En 1828, sentant la montée d’un parti d’opposition vigoureux, Buchanan appuya le démocrate Andrew Jackson, élu président cette année-là. Buchanan a exercé les fonctions de démocrate pour le dernier de ses cinq mandats à la Chambre des représentants. Après avoir été ambassadeur de Jackson en Russie de 1832 à 1833, il a été élu au Sénat (par la législature de l'État, conformément aux lois de l'époque) en 1834. Onze ans plus tard, lorsque le démocrate James Polk est devenu président, Buchanan a servi en tant que secrétaire d'État. Il a été salué pour l'avancement de ses revendications américaines dans le Nord-Ouest.

Buchanan était déjà une étoile politique montante au moment où Thaddeus Stevens, âgé de 50 ans, déménagea à Lancaster en 1842. Stevens était venu en Pennsylvanie après avoir obtenu son diplôme du Dartmouth College; il s'est installé à Gettysburg, où il a acquis la réputation d'être le plus brillant avocat de la ville, malgré deux handicaps: un pied bot et une maladie défigurante - l'alopécie, une forme rare de calvitie - qui lui a fait perdre ses cheveux à l'âge de 35 ans ( Il a porté une perruque tout au long de sa carrière; lorsqu'un admirateur politique lui a demandé une mèche de cheveux, il lui a arraché tout le mouchoir et l'a présentée avec un sourire triste.)

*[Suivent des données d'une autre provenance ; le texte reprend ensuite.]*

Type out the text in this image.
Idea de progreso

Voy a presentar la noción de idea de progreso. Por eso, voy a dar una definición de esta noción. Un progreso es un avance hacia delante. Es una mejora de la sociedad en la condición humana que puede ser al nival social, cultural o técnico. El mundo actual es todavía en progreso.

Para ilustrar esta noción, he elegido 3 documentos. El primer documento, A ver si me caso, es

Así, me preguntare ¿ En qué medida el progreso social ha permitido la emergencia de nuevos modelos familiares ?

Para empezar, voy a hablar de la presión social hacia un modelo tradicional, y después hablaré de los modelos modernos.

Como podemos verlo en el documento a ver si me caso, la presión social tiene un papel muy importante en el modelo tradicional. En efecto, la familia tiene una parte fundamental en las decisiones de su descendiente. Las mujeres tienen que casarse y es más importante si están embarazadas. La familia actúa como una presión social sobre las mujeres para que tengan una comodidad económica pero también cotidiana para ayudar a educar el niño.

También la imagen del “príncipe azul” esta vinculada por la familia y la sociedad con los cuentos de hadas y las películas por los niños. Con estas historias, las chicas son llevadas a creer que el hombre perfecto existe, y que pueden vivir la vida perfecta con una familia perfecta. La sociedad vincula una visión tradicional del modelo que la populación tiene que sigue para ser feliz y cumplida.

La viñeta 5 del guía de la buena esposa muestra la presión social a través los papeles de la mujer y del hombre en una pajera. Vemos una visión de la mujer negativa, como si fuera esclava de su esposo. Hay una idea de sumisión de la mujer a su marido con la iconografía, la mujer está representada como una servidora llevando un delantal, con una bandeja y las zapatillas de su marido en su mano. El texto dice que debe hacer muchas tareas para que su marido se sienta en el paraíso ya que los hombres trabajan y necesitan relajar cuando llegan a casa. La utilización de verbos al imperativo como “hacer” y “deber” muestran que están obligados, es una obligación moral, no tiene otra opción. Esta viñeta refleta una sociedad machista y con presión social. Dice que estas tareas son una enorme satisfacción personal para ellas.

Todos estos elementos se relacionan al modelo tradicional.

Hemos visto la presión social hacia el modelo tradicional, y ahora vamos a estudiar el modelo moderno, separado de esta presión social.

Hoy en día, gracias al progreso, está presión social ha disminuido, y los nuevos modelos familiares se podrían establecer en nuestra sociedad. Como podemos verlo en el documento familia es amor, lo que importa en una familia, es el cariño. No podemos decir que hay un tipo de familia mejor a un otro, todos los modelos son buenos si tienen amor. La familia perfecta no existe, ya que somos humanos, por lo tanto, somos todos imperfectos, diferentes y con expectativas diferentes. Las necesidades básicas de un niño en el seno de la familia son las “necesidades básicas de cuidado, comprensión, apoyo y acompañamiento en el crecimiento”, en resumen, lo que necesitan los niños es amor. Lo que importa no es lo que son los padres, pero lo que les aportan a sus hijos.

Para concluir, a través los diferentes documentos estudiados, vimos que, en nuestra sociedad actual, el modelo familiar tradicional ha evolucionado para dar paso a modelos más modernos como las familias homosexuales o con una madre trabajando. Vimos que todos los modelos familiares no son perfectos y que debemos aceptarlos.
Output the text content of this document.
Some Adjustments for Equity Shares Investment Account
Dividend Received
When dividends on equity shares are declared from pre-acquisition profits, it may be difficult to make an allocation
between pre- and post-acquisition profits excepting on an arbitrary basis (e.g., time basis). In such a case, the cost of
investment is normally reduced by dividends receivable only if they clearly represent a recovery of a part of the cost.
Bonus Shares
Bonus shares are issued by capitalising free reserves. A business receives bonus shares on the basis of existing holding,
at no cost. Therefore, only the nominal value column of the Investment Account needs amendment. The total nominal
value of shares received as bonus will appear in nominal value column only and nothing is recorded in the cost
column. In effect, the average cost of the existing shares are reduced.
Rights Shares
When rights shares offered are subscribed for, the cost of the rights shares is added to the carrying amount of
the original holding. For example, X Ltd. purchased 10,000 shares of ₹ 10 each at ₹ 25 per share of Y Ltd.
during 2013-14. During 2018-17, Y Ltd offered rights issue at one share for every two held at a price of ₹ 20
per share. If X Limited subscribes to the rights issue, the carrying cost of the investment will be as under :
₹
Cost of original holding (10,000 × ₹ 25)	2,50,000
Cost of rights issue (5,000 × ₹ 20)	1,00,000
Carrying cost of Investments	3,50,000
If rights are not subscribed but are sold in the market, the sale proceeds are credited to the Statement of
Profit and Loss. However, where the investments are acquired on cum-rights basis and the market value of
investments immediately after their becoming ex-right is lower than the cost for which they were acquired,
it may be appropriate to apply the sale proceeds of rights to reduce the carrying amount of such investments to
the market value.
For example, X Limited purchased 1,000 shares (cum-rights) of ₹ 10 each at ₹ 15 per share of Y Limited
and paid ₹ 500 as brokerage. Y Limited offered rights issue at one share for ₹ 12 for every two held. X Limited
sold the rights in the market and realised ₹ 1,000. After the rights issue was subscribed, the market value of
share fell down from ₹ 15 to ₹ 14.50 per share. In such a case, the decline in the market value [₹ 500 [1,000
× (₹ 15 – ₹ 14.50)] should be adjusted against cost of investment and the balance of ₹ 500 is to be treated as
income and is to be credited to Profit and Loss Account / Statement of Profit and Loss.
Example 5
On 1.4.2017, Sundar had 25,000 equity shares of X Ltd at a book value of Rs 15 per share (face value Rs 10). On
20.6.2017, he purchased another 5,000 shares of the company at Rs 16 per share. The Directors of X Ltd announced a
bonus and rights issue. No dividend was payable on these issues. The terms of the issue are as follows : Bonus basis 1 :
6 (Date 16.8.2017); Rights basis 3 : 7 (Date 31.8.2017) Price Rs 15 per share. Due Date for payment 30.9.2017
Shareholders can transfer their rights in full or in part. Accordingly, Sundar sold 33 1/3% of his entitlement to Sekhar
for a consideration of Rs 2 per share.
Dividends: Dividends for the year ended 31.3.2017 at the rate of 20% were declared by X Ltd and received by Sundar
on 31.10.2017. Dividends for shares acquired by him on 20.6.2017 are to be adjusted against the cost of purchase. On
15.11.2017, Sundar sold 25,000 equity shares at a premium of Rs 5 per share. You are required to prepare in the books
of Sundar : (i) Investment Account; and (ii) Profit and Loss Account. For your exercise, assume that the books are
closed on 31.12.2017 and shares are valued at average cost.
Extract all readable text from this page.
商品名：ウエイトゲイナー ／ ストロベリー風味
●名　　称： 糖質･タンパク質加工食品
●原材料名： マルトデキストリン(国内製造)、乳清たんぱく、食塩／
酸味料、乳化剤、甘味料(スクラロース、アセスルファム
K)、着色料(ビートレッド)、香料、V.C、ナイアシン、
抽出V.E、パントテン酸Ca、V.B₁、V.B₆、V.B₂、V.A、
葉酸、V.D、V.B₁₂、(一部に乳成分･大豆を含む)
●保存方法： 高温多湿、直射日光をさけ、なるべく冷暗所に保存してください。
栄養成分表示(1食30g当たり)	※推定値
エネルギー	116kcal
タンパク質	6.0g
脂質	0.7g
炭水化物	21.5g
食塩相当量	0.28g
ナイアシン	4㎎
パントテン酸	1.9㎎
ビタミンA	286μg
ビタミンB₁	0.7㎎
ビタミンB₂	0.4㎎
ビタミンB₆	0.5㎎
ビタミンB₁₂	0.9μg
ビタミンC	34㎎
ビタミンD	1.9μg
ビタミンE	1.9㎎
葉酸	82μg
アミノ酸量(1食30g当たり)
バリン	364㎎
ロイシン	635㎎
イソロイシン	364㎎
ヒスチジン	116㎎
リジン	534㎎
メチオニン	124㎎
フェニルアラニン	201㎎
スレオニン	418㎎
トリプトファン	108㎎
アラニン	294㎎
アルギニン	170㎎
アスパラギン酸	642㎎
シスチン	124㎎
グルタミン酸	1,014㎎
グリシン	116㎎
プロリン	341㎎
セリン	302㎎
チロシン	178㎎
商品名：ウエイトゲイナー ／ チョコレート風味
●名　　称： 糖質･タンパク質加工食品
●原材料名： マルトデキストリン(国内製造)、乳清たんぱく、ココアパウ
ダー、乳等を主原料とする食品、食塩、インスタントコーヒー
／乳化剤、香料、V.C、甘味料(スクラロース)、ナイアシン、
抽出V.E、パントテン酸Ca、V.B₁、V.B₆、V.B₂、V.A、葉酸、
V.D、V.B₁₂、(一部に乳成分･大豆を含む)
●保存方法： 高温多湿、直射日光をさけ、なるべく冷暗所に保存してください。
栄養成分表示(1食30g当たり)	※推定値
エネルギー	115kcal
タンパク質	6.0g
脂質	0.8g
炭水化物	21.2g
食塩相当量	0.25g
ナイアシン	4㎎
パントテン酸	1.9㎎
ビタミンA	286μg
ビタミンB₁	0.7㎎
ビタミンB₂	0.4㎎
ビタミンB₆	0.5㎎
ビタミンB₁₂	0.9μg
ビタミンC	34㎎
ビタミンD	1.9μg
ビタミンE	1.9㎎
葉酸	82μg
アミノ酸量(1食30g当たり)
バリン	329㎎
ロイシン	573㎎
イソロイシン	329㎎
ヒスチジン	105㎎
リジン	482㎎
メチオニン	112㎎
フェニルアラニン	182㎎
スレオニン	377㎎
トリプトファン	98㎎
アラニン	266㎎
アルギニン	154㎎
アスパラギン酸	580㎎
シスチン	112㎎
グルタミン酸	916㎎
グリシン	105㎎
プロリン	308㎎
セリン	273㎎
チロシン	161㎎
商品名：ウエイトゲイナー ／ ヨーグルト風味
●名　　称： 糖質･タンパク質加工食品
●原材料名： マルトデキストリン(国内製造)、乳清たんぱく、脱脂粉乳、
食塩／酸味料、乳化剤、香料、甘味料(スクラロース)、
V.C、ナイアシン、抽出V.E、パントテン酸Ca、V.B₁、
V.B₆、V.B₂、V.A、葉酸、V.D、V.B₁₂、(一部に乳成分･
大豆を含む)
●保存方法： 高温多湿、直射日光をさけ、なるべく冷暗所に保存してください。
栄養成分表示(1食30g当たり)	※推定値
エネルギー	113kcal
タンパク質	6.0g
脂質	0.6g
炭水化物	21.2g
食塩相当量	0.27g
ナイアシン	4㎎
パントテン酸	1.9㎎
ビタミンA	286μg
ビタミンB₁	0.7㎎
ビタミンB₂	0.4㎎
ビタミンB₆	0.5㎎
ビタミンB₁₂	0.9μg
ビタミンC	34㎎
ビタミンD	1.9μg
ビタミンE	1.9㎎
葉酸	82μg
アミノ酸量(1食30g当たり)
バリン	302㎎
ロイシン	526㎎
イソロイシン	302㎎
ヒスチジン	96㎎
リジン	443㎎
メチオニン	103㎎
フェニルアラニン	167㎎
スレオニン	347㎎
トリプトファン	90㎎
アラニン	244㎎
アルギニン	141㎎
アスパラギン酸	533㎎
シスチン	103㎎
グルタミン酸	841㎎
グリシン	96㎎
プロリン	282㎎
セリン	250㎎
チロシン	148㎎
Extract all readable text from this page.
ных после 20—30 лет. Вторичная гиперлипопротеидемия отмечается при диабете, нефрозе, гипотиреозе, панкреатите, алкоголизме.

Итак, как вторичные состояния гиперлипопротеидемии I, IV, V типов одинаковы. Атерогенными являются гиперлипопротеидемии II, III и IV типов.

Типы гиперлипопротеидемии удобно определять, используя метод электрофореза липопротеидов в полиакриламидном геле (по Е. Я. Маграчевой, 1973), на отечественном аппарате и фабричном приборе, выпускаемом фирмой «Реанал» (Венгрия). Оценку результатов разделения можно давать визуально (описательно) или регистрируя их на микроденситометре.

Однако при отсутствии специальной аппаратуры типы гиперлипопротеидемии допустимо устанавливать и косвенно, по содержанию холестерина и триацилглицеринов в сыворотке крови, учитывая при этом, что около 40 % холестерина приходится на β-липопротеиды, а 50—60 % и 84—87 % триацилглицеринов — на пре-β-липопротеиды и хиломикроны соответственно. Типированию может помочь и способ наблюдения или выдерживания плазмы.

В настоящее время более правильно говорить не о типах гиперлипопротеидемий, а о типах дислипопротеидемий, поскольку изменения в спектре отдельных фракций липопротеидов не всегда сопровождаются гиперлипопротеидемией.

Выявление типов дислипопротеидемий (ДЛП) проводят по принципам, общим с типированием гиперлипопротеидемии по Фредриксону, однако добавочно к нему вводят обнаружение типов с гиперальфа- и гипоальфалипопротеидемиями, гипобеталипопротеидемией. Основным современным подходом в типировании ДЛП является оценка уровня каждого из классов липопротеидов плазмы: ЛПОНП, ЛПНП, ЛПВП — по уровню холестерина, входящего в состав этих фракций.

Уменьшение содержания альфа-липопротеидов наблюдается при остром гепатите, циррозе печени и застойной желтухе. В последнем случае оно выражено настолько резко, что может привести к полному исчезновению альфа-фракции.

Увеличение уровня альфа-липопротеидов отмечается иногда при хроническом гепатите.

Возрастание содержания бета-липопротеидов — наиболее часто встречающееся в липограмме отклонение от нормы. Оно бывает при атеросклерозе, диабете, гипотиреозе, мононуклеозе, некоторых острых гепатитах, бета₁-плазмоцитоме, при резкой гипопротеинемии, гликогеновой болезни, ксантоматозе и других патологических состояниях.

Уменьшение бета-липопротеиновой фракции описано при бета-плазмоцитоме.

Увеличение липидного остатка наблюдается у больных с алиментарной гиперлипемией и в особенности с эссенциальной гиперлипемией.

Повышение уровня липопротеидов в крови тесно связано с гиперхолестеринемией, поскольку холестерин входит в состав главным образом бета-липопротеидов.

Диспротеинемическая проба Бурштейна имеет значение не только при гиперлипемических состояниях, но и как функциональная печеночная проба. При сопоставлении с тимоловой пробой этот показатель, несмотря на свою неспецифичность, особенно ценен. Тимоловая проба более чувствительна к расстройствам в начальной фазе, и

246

Stevens avait remporté l'élection à la législature de Pennsylvanie en 1833, à l'âge de 41 ans. Il occupa le poste de défenseur de l'éducation publique. Sa préoccupation, cependant, était l'esclavage. Sa haine envers elle était enracinée non seulement dans son éducation aux Yankees, mais aussi dans un incident de 1821. Par la suite, dans une affaire qu’il n’expliquerait jamais ni même évoquerait, Stevens défendit avec succès un propriétaire du Maryland de Charity Butler, esclave en fuite, qui fut par la suite renvoyé à l’esclavage. Bien que professionnel, l’affaire «l’a profondément affecté», déclare Hans Trefousse, auteur de Thaddeus Stevens: Egalitaire du XIXe siècle et professeur émérite d’histoire américaine à la City University de New York. "Je pense qu'il était dégoûté de ce qu'il avait fait." Dès lors, l'engagement de Stevens en faveur de l'égalité des droits pour les Afro-Américains - une idée anathème même pour de nombreux abolitionnistes - serait inébranlable.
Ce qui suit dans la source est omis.